Aside from the actual performance, there are several noteworthy points to mention. First, the multiple camera angles used by producer/director Murray Lerner and his team bring the concert to vibrant life. Unlike much of the haphazard filming from Lerner’s project on the Who’s Isle of Wight performance, the Hendrix footage creates an intimacy between artist and audience; through magnificent close-ups and pan shots, viewers are taken on stage with Lerner’s crew, sharing the moment as no one else in attendance could. We see everything, from Hendrix engaging in good natured banter with festival goers to his frustrated facial expressions as equipment malfunctions plague the set. It is a rare treat to be this close to an icon, particularly as he gives such an impassioned performance.
Second, Lerner’s cameramen had the foresight, or good fortune, to be at the right places at the right times to capture some exquisite behind-the-scenes shots: As Hendrix makes his way to the stage area surrounded by a throng of reporters, he quips, “I got a gig waiting for me in the laundromat”; standing behind his amps while awaiting his introduction, Hendrix asks his road manager, “How does ‘God Save the Queen’ go?” then surprisingly requests a guitar pick; shortly thereafter, a conversation ensues as to the recording of the Wight show, with Hendrix and his road manager referencing the taping of a previous gig at Royal Albert Hall. These snippets may not seem like much, but they add an extraordinary historical context to the film, in addition to showing the pre-performance moments of an artist of Hendrix’s magnitude.

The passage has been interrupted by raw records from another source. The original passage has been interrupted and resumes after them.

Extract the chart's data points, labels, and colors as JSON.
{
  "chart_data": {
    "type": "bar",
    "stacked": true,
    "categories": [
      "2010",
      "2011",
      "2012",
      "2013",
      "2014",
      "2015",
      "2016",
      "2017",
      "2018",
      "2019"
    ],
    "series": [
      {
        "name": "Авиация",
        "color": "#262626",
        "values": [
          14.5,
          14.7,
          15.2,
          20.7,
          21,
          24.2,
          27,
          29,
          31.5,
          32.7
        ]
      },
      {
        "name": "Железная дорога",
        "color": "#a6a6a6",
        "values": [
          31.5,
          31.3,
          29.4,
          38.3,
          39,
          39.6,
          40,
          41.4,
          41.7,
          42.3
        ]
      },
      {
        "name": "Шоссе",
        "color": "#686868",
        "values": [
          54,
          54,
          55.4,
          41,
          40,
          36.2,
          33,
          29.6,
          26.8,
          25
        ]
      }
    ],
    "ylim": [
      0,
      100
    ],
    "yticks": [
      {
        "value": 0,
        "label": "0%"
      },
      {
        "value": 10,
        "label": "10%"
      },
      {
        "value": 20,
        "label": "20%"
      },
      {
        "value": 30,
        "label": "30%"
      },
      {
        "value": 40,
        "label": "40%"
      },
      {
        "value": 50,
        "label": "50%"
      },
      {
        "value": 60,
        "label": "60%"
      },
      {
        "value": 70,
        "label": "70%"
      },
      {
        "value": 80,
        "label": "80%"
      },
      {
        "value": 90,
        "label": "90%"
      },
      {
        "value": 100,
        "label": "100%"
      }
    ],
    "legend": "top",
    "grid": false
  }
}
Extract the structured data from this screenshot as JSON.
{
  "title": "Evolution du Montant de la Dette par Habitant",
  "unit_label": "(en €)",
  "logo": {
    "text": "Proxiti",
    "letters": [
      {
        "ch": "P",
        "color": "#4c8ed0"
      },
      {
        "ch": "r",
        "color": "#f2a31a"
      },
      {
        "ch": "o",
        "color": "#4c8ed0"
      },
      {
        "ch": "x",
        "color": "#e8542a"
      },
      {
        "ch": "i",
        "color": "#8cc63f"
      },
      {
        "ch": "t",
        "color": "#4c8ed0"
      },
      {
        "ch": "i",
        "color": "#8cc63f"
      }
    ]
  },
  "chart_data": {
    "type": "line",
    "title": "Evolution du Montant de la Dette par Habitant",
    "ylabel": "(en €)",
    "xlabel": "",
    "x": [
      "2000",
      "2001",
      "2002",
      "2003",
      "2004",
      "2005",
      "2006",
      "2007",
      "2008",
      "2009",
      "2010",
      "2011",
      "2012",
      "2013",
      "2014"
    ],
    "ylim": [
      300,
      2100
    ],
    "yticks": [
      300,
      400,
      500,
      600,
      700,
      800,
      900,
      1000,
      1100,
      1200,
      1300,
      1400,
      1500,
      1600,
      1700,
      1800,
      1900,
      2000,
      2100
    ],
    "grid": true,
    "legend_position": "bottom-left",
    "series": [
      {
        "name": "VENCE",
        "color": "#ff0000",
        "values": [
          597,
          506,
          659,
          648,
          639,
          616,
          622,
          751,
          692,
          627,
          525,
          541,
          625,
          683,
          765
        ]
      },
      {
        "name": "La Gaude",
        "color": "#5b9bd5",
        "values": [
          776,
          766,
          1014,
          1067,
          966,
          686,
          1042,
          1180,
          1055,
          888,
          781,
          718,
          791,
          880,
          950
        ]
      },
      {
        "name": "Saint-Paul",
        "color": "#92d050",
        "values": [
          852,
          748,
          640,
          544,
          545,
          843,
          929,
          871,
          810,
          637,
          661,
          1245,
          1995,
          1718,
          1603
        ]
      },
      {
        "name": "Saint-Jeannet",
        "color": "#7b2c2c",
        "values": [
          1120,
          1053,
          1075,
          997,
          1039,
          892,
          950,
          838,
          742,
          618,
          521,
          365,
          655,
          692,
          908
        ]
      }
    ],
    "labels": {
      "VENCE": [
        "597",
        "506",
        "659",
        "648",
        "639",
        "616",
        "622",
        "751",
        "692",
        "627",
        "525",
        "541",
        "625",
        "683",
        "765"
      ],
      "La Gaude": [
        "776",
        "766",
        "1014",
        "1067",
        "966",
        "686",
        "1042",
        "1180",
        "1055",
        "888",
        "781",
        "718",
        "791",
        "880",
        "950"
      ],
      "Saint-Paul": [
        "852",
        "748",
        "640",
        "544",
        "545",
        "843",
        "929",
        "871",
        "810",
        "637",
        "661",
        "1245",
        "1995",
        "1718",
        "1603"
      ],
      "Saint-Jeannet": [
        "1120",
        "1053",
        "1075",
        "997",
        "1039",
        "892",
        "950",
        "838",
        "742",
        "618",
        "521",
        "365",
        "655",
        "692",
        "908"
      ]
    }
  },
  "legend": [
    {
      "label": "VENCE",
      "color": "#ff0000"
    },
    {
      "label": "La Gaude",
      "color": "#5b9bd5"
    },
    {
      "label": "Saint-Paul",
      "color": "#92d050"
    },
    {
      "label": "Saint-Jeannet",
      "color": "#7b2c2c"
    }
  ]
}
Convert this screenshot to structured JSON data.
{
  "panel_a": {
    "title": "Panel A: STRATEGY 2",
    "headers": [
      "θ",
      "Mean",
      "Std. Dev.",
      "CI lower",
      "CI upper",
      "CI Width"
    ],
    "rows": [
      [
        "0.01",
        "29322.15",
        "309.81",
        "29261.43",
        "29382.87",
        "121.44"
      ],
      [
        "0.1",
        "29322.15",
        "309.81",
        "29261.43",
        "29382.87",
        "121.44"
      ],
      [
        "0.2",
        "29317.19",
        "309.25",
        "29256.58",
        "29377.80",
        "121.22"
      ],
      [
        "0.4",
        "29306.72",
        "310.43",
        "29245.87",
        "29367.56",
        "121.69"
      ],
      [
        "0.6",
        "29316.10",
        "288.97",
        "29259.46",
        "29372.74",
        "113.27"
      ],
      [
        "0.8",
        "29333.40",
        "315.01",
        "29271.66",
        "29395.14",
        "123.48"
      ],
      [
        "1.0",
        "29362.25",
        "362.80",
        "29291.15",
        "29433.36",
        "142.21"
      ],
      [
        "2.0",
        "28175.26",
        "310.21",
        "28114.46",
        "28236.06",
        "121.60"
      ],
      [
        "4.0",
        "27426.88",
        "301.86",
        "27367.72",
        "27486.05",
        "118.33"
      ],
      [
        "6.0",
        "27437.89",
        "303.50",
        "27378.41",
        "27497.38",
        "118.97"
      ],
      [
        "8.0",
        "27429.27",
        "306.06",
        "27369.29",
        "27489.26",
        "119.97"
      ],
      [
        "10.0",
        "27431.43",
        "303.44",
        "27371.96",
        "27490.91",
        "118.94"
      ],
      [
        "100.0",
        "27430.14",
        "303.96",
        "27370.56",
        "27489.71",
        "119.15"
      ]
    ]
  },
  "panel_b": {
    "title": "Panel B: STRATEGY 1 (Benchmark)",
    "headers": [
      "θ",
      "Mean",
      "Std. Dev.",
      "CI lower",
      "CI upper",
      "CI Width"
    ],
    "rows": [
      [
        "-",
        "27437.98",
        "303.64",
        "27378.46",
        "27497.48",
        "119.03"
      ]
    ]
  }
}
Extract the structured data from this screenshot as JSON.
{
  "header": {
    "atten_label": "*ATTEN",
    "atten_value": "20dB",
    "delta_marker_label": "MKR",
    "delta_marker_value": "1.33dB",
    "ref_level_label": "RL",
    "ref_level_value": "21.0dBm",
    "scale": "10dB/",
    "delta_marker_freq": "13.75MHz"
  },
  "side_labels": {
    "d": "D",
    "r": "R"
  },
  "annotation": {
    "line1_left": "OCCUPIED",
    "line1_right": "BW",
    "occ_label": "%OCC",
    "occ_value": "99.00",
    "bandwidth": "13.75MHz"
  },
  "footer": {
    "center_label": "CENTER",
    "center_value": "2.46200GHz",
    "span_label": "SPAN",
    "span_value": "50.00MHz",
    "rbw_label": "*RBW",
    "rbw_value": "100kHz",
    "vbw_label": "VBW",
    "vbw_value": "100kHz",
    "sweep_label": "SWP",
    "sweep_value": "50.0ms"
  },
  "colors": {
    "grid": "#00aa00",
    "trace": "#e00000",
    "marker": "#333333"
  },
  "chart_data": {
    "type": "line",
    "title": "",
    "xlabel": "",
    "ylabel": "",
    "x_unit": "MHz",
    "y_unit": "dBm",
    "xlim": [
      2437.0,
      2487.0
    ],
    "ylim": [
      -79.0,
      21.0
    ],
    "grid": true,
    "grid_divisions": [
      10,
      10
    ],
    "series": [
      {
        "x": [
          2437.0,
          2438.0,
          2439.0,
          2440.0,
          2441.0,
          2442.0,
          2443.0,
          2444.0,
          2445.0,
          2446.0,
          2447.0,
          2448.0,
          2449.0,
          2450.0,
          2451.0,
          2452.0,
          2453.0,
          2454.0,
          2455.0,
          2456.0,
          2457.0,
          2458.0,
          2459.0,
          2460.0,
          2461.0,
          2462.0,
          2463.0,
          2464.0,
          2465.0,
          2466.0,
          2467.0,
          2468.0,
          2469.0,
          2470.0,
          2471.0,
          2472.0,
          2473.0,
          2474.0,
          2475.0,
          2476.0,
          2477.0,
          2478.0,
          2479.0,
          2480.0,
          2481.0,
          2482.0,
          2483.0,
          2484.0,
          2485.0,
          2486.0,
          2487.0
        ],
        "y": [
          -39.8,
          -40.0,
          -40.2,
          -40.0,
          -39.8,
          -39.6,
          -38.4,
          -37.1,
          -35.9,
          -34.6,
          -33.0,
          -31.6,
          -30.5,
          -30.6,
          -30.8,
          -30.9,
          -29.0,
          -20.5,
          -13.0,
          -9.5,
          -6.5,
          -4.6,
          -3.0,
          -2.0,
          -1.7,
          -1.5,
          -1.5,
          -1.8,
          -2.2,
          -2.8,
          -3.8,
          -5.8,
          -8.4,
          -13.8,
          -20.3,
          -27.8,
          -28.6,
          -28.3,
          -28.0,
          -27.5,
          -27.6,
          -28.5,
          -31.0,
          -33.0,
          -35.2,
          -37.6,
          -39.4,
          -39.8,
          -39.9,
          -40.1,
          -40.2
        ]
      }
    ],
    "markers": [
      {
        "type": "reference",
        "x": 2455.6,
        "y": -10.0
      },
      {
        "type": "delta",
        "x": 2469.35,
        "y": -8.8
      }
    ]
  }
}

Third, there exists a noticeable inconsistency between the twin CDs and DVD. While the former boasts Hendrix’s entire set, the latter is missing three songs: “Midnight Lightning”, “Hey Baby (New Rising Son)”, and “Hey Joe”. Although the film’s editing is sharp enough to mask these omissions, it seems odd that, without explanation or clarification, the filmed portion of the concert remains incomplete.
Lastly, watching and listening to Blue Wild Angel will leave one questioning the rumored accounts of Hendrix’s poor physical and emotional condition prior to the show. Beyond his sharp singing and playing, Hendrix appears to be in extremely good humor, on stage and off. If he had been suffering from exhaustion or something similar, he hid it well, as evidenced by his lengthy workout version of “Spanish Castle Magic” and energized renditions of “Machine Gun” and “Foxey Lady”.
Despite the quality of the new offering, there is a significant problem to the CD/DVD set which merits discussion: It offers nothing of added value over its predecessors. This is unfortunate as it takes away from the historical importance of the performance, as it appears to be another excuse to degrade the Hendrix legacy through shameless consumerism. The Hendrix Estate has done a masterful job in re-issuing audio and video footage over the past several years, adding numerous high grade CDs and DVDs to the existing catalogue. Yet, with a lack of bonus material, or a commemorative occasion associated with the Isle of Wight concert, there is no justification for the new release, aside from mere convenience and additional revenue. Hopefully, Experience Hendrix L.L.C. will use a bit better judgment in the marketing of future projects.
Corporate sales motivations aside, the Blue Wild Angel CD/DVD set provides Hendrix aficionados an opportunity to see and hear their hero in all his feedback-drenched glory. It was a memorable performance all those years ago, one that we can revisit again and again right on stage with Jimi Hendirx.